You knew this was coming. I borrowed this image from my art blog, and it feels lazy to post the same thing to two blogs. I like to think I have a 16 blog-capacity personality, at least. JK YALL, even peanut butter can only be spread so far, and I don’t dare to do anything peanut butter can’t.
(That kind of statement is called hyperbole.)
Anyway, I’ve already discussed ways that we kids add emotional inflection on our internetspeak, like adding extra vowels (yaay), or using acronyms LOL. Emoticons, predictably, do the same thing.
Oftentimes an emoticon is used to suggest that the tone of a statement is opposite from its content.
For example: “Yeah, you have the worst taste in music.

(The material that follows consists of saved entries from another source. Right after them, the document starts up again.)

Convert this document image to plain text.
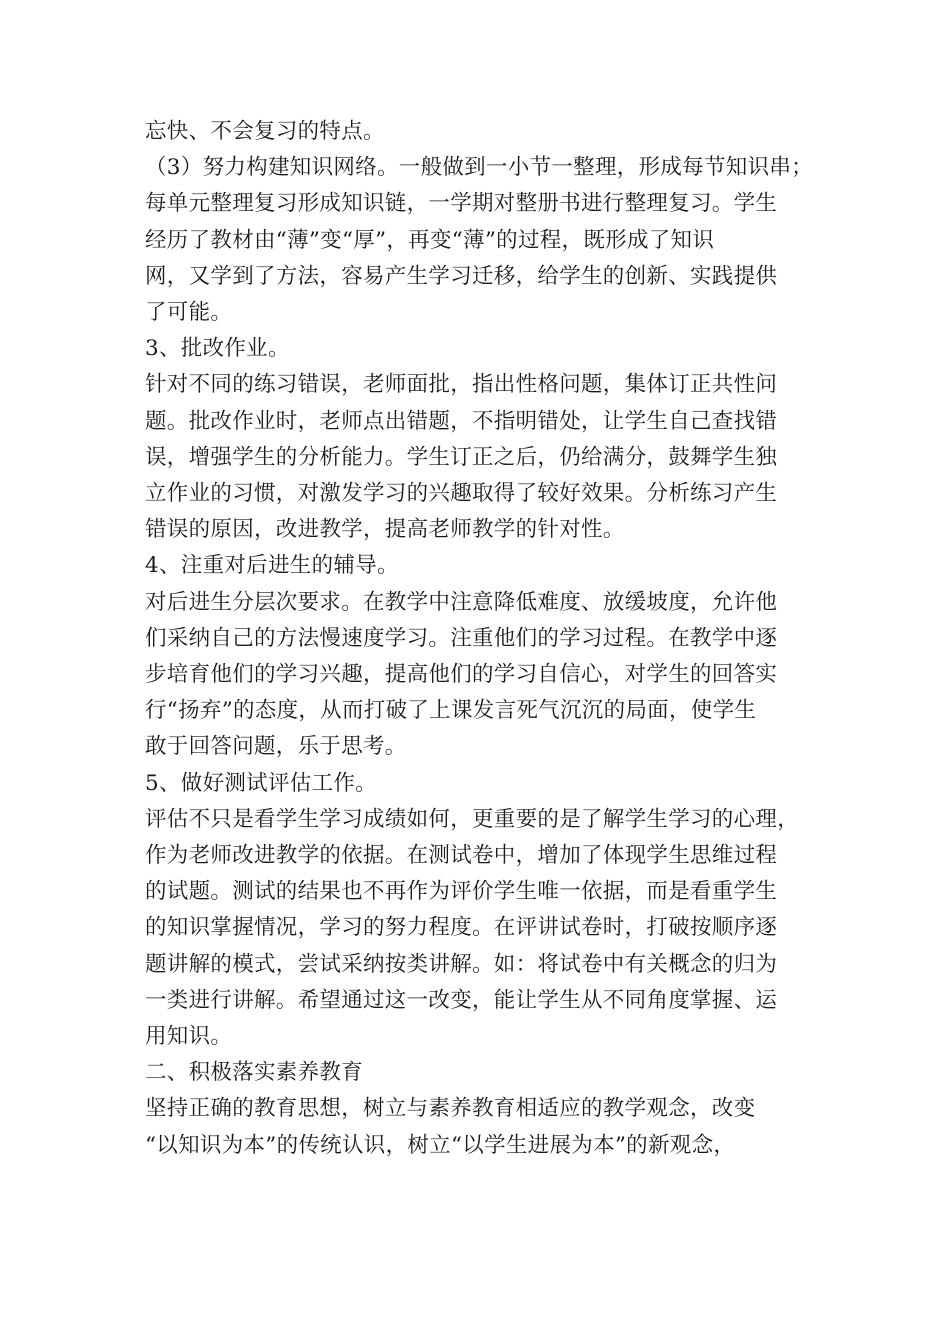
忘快、不会复习的特点。

（3）努力构建知识网络。一般做到一小节一整理，形成每节知识串；

每单元整理复习形成知识链，一学期对整册书进行整理复习。学生

经历了教材由“薄”变“厚”，再变“薄”的过程，既形成了知识

网，又学到了方法，容易产生学习迁移，给学生的创新、实践提供

了可能。

3、批改作业。

针对不同的练习错误，老师面批，指出性格问题，集体订正共性问

题。批改作业时，老师点出错题，不指明错处，让学生自己查找错

误，增强学生的分析能力。学生订正之后，仍给满分，鼓舞学生独

立作业的习惯，对激发学习的兴趣取得了较好效果。分析练习产生

错误的原因，改进教学，提高老师教学的针对性。

4、注重对后进生的辅导。

对后进生分层次要求。在教学中注意降低难度、放缓坡度，允许他

们采纳自己的方法慢速度学习。注重他们的学习过程。在教学中逐

步培育他们的学习兴趣，提高他们的学习自信心，对学生的回答实

行“扬弃”的态度，从而打破了上课发言死气沉沉的局面，使学生

敢于回答问题，乐于思考。

5、做好测试评估工作。

评估不只是看学生学习成绩如何，更重要的是了解学生学习的心理，

作为老师改进教学的依据。在测试卷中，增加了体现学生思维过程

的试题。测试的结果也不再作为评价学生唯一依据，而是看重学生

的知识掌握情况，学习的努力程度。在评讲试卷时，打破按顺序逐

题讲解的模式，尝试采纳按类讲解。如：将试卷中有关概念的归为

一类进行讲解。希望通过这一改变，能让学生从不同角度掌握、运

用知识。

二、积极落实素养教育

坚持正确的教育思想，树立与素养教育相适应的教学观念，改变

“以知识为本”的传统认识，树立“以学生进展为本”的新观念，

I saw your Taylor Swift playlist. :)”
They can also have a softening effect on a statement, which is crucial to polite use of language. (That’s why we say “Could you open the window, you think?” Instead of, “It’s muggy; open that window NOW.”) However, since half of what people do on the internets is flirt, this softening effect could also be called an “un-creepifying effect.” For example:
Monstercookie92; What ru up 2?
Uwant2cmygilliehicks: Oh just puttin’ on my face so I don’t look UGLY.

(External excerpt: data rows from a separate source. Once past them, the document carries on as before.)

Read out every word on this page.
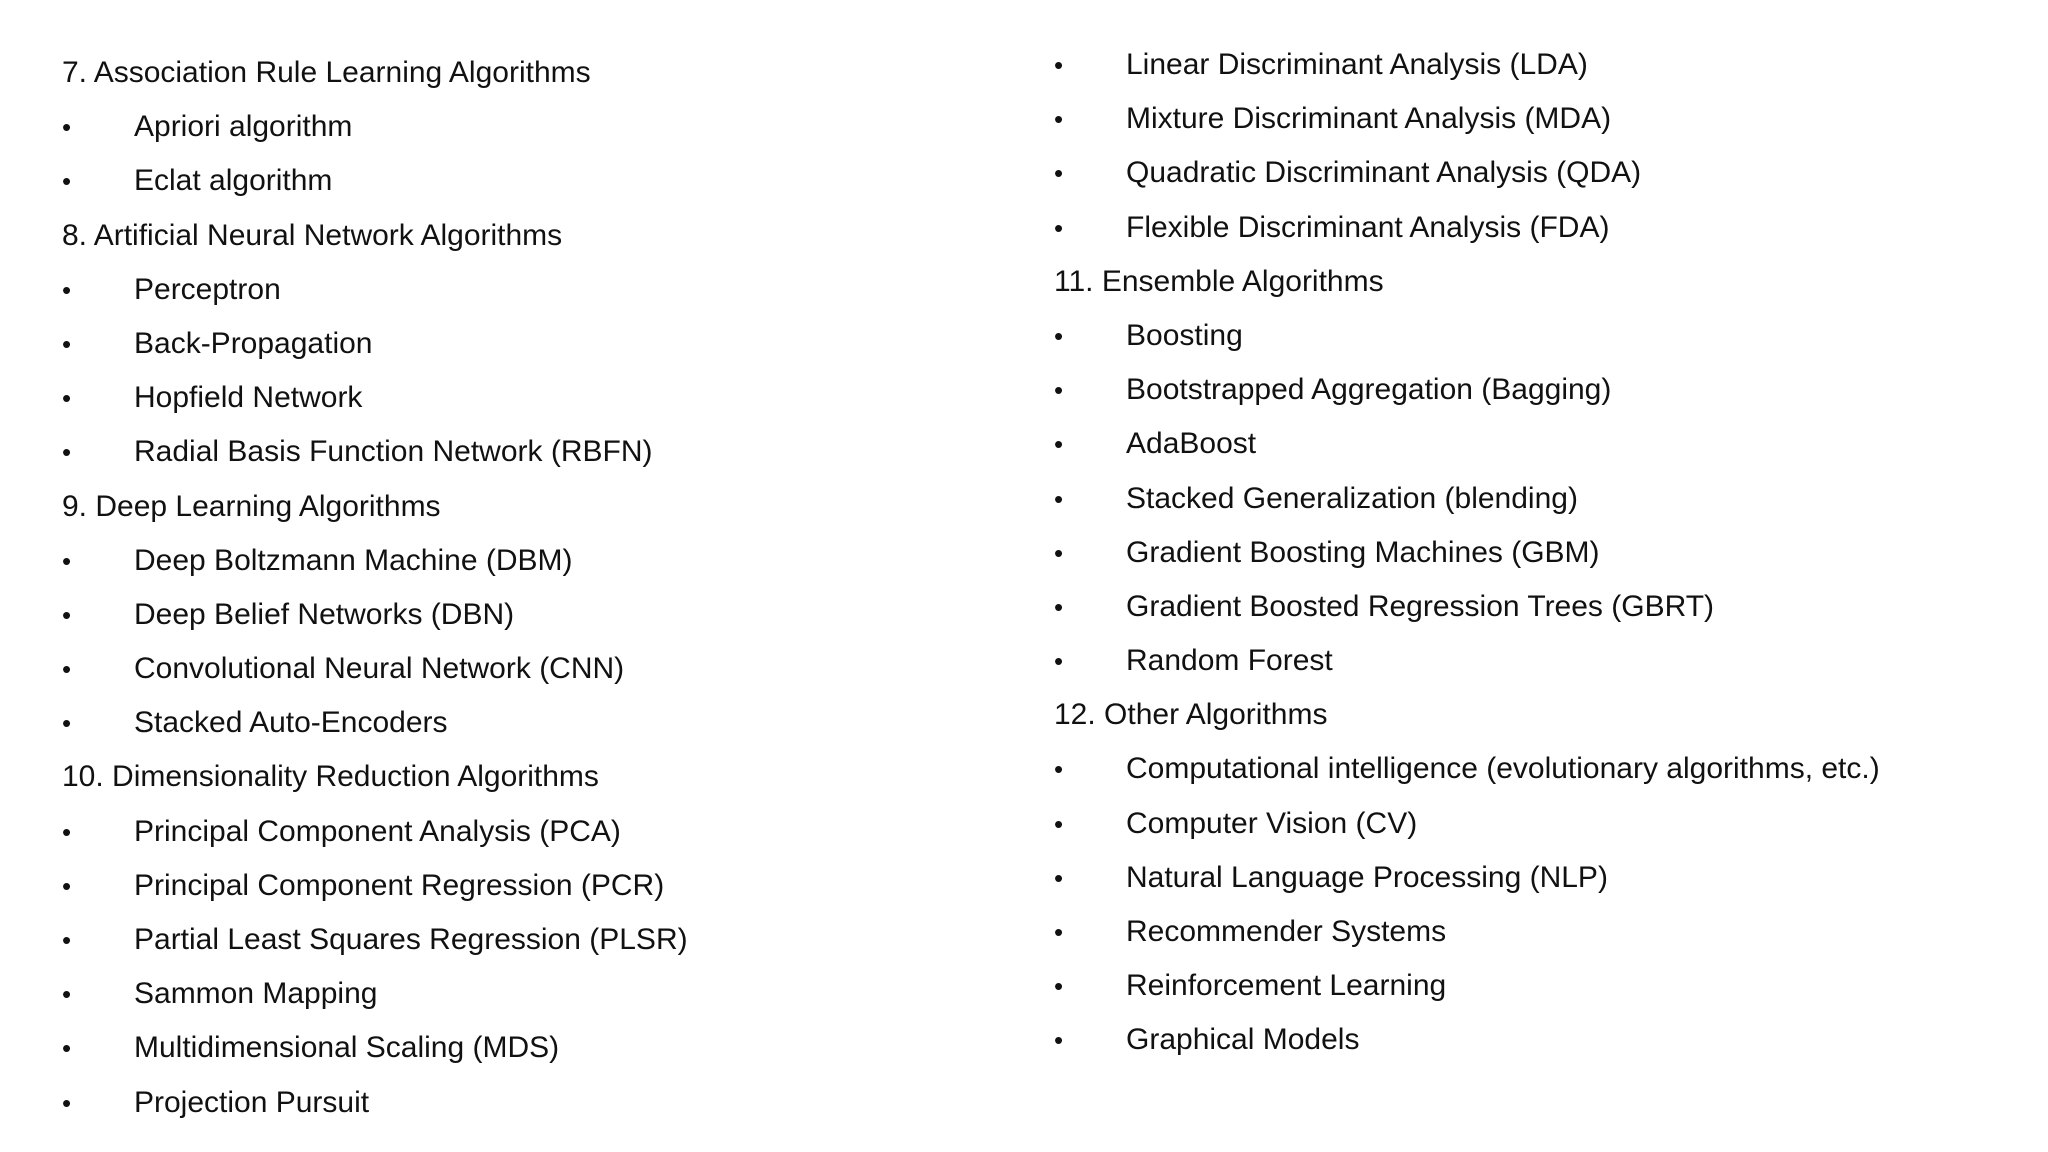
7. Association Rule Learning Algorithms
• Apriori algorithm
• Eclat algorithm
8. Artificial Neural Network Algorithms
• Perceptron
• Back-Propagation
• Hopfield Network
• Radial Basis Function Network (RBFN)
9. Deep Learning Algorithms
• Deep Boltzmann Machine (DBM)
• Deep Belief Networks (DBN)
• Convolutional Neural Network (CNN)
• Stacked Auto-Encoders
10. Dimensionality Reduction Algorithms
• Principal Component Analysis (PCA)
• Principal Component Regression (PCR)
• Partial Least Squares Regression (PLSR)
• Sammon Mapping
• Multidimensional Scaling (MDS)
• Projection Pursuit
• Linear Discriminant Analysis (LDA)
• Mixture Discriminant Analysis (MDA)
• Quadratic Discriminant Analysis (QDA)
• Flexible Discriminant Analysis (FDA)
11. Ensemble Algorithms
• Boosting
• Bootstrapped Aggregation (Bagging)
• AdaBoost
• Stacked Generalization (blending)
• Gradient Boosting Machines (GBM)
• Gradient Boosted Regression Trees (GBRT)
• Random Forest
12. Other Algorithms
• Computational intelligence (evolutionary algorithms, etc.)
• Computer Vision (CV)
• Natural Language Processing (NLP)
• Recommender Systems
• Reinforcement Learning
• Graphical Models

Monstercookie92: U never look ugly.
In this scenario it says, “There’s a ten percent chance I’m kidding with you, just enough so you know I don’t plan to roofie you tonight.”
What’s really interesting about the emoticon is its future potential. These are the stone age days of chat technology. Will they someday have our faces, like in my picture? What will all the sexual predators do then?